Every male phrang who has spent any significant time in Thailand has a Thai girlfriend. Up until recently, I had kind of turned my nose up to them. However, I now realize that they have it figured out. How invaluable is it to have someone who is able to help you with the language and sort out the everyday problems you run into (like finding a doctor's note for your work permit....goddammit)? It certainly doesn't hurt that she's also beautiful, sweet, and really loves you.

You see, originally I assumed that Thai women are interested in phrang only because we have money and can get them a greencard. This is partially true, but not completely true. Really, Thai's fucking love white people--it's like Fox News' wetdream (also like Fox News Thai's are also really rascist, but I'll get into that some other time. Suffice to say, they don't like black people). The hair, the eyes, the skin, the builds, everything about us is attractive to them because it is so different from what they have. Rob and I theorized that anyone of us can get with 70% of Thai women based solely on the fact that we're white. Our chances go up even further because we're not creepy old men (by the way Thai's love to define presence by absence: "no" literally translates to "not yes"), we're young, and, yes, relatively good-looking. Even more, we represent a culture that they find incredibly fascinating. It's like that line from The Foreigner, "Because I'm a foreigner, I don't even have to have a personality. Everybody just gives me one!" So yes, we probably have money and offer a chance at a greencard, but that's not the only reason they like us.

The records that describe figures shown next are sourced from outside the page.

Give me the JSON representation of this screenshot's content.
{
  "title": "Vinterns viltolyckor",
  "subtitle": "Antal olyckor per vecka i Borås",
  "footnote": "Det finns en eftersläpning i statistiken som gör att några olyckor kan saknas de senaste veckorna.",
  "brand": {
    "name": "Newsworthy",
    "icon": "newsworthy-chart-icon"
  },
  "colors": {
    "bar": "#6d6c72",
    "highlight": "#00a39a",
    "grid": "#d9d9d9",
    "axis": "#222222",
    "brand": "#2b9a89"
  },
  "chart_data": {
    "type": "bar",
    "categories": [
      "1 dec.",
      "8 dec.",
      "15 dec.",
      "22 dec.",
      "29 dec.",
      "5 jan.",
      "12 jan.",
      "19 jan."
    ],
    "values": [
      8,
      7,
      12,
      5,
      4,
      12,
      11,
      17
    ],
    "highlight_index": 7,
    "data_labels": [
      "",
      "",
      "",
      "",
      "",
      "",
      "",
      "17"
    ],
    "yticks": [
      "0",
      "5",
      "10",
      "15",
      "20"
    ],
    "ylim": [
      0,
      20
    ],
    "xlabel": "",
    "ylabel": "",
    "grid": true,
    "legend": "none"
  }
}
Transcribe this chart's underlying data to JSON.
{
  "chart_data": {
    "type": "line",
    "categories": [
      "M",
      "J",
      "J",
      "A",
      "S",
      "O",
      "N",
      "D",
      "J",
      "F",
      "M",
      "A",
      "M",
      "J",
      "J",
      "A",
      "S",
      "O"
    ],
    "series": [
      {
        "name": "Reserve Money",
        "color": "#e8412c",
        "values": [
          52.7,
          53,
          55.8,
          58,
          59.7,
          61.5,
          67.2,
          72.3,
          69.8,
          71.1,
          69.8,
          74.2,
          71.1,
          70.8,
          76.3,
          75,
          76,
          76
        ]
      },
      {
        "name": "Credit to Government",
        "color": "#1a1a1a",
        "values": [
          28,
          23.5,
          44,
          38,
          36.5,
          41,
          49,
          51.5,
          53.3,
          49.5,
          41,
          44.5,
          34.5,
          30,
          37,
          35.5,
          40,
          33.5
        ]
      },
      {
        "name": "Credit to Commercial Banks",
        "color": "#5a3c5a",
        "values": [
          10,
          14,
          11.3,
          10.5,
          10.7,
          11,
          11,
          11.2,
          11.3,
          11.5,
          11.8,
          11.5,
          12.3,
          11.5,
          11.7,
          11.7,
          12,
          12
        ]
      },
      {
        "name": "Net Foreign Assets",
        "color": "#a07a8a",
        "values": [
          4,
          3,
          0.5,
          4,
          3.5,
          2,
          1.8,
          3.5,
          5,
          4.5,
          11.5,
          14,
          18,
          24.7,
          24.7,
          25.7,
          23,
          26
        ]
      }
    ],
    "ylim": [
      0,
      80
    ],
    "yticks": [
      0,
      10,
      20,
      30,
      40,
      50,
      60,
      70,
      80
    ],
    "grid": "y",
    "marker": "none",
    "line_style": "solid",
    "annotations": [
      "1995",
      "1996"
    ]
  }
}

From our perspective, Thai women are actually better options than most American women (sorry). As Americans we love to complicate our relationships. Maybe it's the prospect of make-up sex or maybe it's because we aren't naturally pragmatic people, but we do this. A girl once told my friend that she didn't want to be with him because she was afraid that she might "like him too much," and I do not doubt her sincerity. However, even if you translated it perfectly, a Thai woman would not understand that statement at all. Their mentality is simple: you like her, she likes you, you are together.

I'm not trying to say that I'll never date another American woman and I apologize if it sounds like I'm bashing on American women. I'm really not. I'm just saying that in this particular context a westerner may not be the most desirable person. I know I shouldn't have to justify potentially dating a Thai girl, but I wanted to overrationalize the fact that I've been converted, sorry about that.

Anyway, I spent a grand total of about 2,000 Baht (66 American) on the weekend, and thoroughly enjoyed myself. I'm still working on multiple posts, one of which is on teaching--I'm hoping to have this one finished within a few days.